I'm trying to edit a schedule file in pandas, python 3 and am very stuck at the moment.
Basically, I have a schedule
file like this:
id trip_id origin destination courier_status package_origin package_destination
1 1 A B False nan nan
1 2 B C True X Y
2 1 F G False nan nan
2 2 G H True Q R
2 3 H I False nan nan
If the courier_status
is true, I want them (the person in id
) to make a detour to the package_origin
and package_destination
before continuing to destination
, thus changing their schedule file. Ideally, the new schedule file is supposed to be like this, newSchedule
:
id trip_id origin destination status
1 1 A B normal
1 2 B X courier
1 3 X Y courier
1 4 Y C normal
2 1 F G normal
2 2 G Q courier
2 3 Q R courier
2 4 R H normal
2 5 H I normal
My idea was to make a new df
, consisting of only additional trips, then append them to the existing schedule
, then remove the duplicates and keep='last'
, afterwards apply the sort_values
on id
. However, I haven't been able to make the newSchedule
DataFrame. Can anybody give me a hand or give me a direction on what kind of algorithm should I use? I was thinking of using a loop or using np.where
?
The real data have many more columns and row, I just want to know how can I work with this. I am a rookie on working with python so I'm very lost at the moment.
Please help!
Here's one option. First, you can split up the DataFrame based on the courier_status column. Many ways to do this, here I use a groupby:
(_, df_n), (_, df_c) = df.groupby('courier_status')
The normal DataFrame is easy to deal with, just drop some columns and assign the status:
df_n['status'] = 'normal'
df_n = df_n.drop(columns=['courier_status', 'package_origin', 'package_destination', 'trip_id'])
The courier DataFrame takes a lot more work. Here we'll need to form the chain from ['origin', 'package_origin', 'package_destination', 'destination']
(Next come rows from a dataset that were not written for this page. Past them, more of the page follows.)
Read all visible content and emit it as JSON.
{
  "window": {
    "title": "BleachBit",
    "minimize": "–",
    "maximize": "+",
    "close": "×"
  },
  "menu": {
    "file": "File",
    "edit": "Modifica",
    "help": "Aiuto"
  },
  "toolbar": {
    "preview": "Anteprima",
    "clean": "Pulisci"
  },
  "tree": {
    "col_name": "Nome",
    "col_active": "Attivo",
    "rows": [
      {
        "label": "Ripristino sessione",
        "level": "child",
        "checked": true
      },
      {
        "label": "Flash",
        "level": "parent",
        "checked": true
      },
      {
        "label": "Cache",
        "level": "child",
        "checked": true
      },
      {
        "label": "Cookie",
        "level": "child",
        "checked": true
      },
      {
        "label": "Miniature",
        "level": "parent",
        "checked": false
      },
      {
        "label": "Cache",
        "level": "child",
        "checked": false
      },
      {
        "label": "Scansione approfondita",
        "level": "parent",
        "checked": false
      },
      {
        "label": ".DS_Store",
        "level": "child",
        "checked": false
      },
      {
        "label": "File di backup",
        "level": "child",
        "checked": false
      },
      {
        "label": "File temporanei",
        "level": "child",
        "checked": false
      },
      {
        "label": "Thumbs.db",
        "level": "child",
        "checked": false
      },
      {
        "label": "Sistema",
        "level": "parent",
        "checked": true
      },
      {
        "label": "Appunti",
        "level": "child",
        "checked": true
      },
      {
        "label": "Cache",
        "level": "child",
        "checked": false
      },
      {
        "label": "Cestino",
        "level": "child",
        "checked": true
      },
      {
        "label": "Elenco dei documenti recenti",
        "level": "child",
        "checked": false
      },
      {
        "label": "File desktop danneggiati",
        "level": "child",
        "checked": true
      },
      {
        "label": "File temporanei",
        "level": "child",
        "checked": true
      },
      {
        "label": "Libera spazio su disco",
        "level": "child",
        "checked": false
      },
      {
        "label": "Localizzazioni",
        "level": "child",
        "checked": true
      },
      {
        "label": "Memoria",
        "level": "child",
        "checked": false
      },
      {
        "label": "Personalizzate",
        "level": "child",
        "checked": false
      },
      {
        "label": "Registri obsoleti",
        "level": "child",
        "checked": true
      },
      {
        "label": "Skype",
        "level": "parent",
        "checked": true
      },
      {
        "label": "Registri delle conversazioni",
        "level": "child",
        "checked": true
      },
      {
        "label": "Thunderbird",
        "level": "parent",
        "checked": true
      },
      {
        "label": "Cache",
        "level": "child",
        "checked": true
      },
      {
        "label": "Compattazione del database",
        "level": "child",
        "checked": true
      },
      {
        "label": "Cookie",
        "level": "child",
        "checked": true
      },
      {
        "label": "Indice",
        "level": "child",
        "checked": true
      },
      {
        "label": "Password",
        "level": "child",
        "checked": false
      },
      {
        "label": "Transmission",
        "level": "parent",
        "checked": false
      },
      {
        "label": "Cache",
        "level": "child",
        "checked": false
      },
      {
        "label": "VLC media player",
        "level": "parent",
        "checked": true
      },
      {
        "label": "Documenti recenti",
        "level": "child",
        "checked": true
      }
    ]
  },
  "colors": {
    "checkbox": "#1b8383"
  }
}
, which can be accomplished by specifying that order, stacking and joining together a shifted version. There's some cleaning up of things I threw in the Index that we needed to keep. Finally assign everything but the last 'package_origin' -> 'package_destination' part a status of 'courier'.
s = (df_c.set_index(['id'], append=True)
[['origin', 'package_origin', 'package_destination', 'destination']].stack()
)
df_c = (pd.concat([s.rename('origin'), s.groupby(level=0).shift(-1).rename('destination')], axis=1)
.dropna()
.reset_index(['id'])
.reset_index(-1, drop=True)
.assign(status='courier'))
df_c.loc[~df_c.index.duplicated(keep='last'), 'status'] = 'normal'
Finally, because we kept the original index all of this time, we can concat
the two together and then sort_index
to put the rows in the order they should appear, and define the 'trip_id' using a groupby
+ cumcount
:
result = pd.concat([df_n, df_c]).sort_index()
result['trip_id'] = result.groupby('id').cumcount()+1
# id origin destination status trip_id
#0 1 A B normal 1
#1 1 B X courier 2
#1 1 X Y courier 3
#1 1 Y C normal 4
#2 2 F G normal 1
#3 2 G Q courier 2
#3 2 Q R courier 3
#3 2 R H normal 4
#4 2 H I normal 5